O Secretário disse entender que não há dúvidas sobre a intenção de Lukashenko de aterrorizar a comunidade jornalística, e o trágico destino sofrido por Raman e sua namorada Sofia confirma isso.
“Todo o arsenal judiciário europeu, incluindo um mandado de detenção, deve ser ativado para garantir que este crime extremamente grave não fique impune e que sejam libertados”.
Ainda em Vilnus, a delegação da RSF se encontrou também com um grupo de jornalistas bielorrussos em exílio e com a líder da oposição bielorrussa, Sviatlana Tsikhanouskaya, que destacou a importância da campanha internacional pela justiça no caso. Ela disse que “os jornalistas são o alvo principal”.
Deloire enfatizou a necessidade de reforçar os mecanismos internacionais para proteger jornalistas e propôs diretrizes para apoiar os jornalistas bielorrussos. Ele também anunciou que a RSF se juntou a outras organizações para pedir à Media Freedom Coalition (MFC), criada pelos governos britânico e canadense, para que abordem a questão dos jornalistas bielorrussos, inclusive já na próxima cúpula do G7.

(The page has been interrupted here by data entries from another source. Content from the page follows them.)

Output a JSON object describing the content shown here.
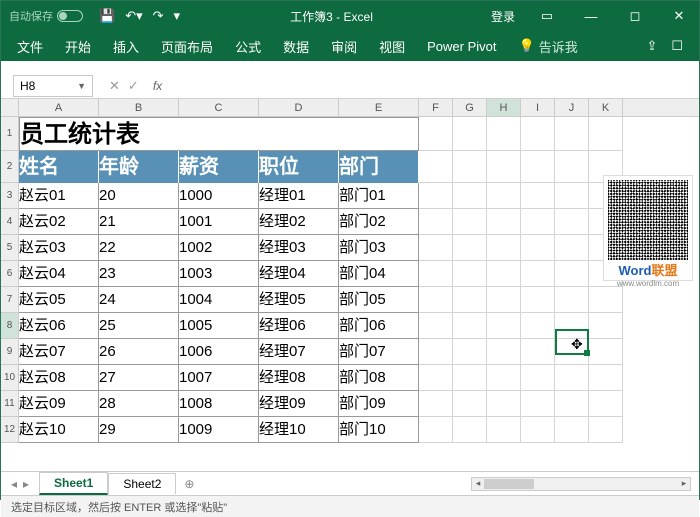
{
  "titlebar": {
    "autosave": "自动保存",
    "title": "工作簿3 - Excel",
    "login": "登录"
  },
  "ribbon": {
    "tabs": [
      "文件",
      "开始",
      "插入",
      "页面布局",
      "公式",
      "数据",
      "审阅",
      "视图",
      "Power Pivot"
    ],
    "tell": "告诉我"
  },
  "namebox": "H8",
  "table": {
    "title": "员工统计表",
    "headers": [
      "姓名",
      "年龄",
      "薪资",
      "职位",
      "部门"
    ],
    "rows": [
      [
        "赵云01",
        "20",
        "1000",
        "经理01",
        "部门01"
      ],
      [
        "赵云02",
        "21",
        "1001",
        "经理02",
        "部门02"
      ],
      [
        "赵云03",
        "22",
        "1002",
        "经理03",
        "部门03"
      ],
      [
        "赵云04",
        "23",
        "1003",
        "经理04",
        "部门04"
      ],
      [
        "赵云05",
        "24",
        "1004",
        "经理05",
        "部门05"
      ],
      [
        "赵云06",
        "25",
        "1005",
        "经理06",
        "部门06"
      ],
      [
        "赵云07",
        "26",
        "1006",
        "经理07",
        "部门07"
      ],
      [
        "赵云08",
        "27",
        "1007",
        "经理08",
        "部门08"
      ],
      [
        "赵云09",
        "28",
        "1008",
        "经理09",
        "部门09"
      ],
      [
        "赵云10",
        "29",
        "1009",
        "经理10",
        "部门10"
      ]
    ]
  },
  "ext_cols": [
    "F",
    "G",
    "H",
    "I",
    "J",
    "K"
  ],
  "sheets": {
    "s1": "Sheet1",
    "s2": "Sheet2"
  },
  "status": "选定目标区域，然后按 ENTER 或选择\"粘贴\"",
  "watermark": {
    "brand": "Word",
    "brand2": "联盟",
    "url": "www.wordlm.com"
  }
}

A RSF se reuniu também com Mantas Adomėnas, vice-ministro das Relações Exteriores da Lituânia. A entidade elogiou o papel do país em ajudar a melhorar o direito internacional sobre a proteção de jornalistas. Em texto sobre a abertura da investigação contra Lukashenko, a RSF lembrou que foi sob a presidência do Conselho de Segurança da ONU da Lituânia que foi adotada a Resolução 2222 sobre a proteção de jornalistas em maio de 2015, e que o secretário-geral da RSF falou na sessão em Nova York.
A entidade apela também pela criação do cargo de representante especial do secretário-geral da ONU para a segurança dos jornalistas, com o objetivo de elaborar um mecanismo que garanta que o direito internacional de proteção aos jornalistas está sendo cumprido. Deloire declarou que, “depois deste caso surpreendente (sequestro do avião), a Lituânia tem toda a legitimidade e todos os motivos para usar sua influência para obter a criação deste cargo, que é essencial”.
Por fim, a RSF destaca que, devido à perseguição sem precedentes a jornalistas desde a reeleição de Lukashenko em agosto de 2020, a Bielorrússia caiu cinco posições no Ranking Mundial da Liberdade de Imprensa da RSF, e está agora em 158º lugar entre 180 países.